Payers see value in all elements of the MIP paradigm but see potential ethical, legal, and regulatory challenges emerging from an intervention element that is driven by automated analytic algorithms/machine learning/artificial intelligence, rather than “traditional” healthcare provider-driven decision making. Ethical and legal challenges may arise from the question of where responsibility lies for the consequences of decision making around interventions such as dosage or therapy change. Regulatory challenges may relate to the balance between risk and benefit.  

 

References:

1. ISPOR—the professional society for health economics and outcomes research. Top 10 HEOR Trends. Published January 2022. Accessed January 10, 2023. https://www.ispor.org/heor-resources/good-practices/article/ispor-2022-2023-top-10-heor-trends

2. Teale CW. Generating and leveraging RWE to drive pricing & access—the importance of multiple data source integration and value attribution in multi-component disease management. Paper presented at: World Evidence Pricing and Access Congress 2022; March 21-23, 2022; Amsterdam, The Netherlands.

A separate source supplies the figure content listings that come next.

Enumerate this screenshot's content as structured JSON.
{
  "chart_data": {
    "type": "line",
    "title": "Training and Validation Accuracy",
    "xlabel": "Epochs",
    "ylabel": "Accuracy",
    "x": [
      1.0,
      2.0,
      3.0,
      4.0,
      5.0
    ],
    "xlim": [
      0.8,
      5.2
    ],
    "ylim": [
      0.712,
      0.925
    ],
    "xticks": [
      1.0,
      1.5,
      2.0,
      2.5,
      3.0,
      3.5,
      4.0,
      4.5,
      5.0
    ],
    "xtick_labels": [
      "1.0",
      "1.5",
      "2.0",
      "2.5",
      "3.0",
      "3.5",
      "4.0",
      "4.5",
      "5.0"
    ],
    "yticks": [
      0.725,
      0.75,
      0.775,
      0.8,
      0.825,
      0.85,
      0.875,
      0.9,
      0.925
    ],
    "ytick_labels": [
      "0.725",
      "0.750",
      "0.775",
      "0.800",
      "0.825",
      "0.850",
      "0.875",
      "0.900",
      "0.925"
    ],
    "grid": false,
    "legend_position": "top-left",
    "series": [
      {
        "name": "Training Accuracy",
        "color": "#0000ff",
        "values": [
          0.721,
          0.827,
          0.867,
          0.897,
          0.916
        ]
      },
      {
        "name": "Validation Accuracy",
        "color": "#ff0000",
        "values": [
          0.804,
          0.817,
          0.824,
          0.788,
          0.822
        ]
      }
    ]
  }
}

3. Evidence standards framework for digital health technologies. NICE. Published December 10, 2018. Updated August 9, 2022. Accessed January 10, 2023. https://www.nice.org.uk/about/what-we-do/our-programmes/evidence-standards-framework-for-digital-health-technologies

4. Teale C, Hoad R, Glover J. The monitor intervene predict value framework: a structured approach to demonstrating how digital health can improve health outcomes and reduce burden of illness. Paper presented at: Virtual ISPOR Europe 2021. November 3 - December 3, 2021.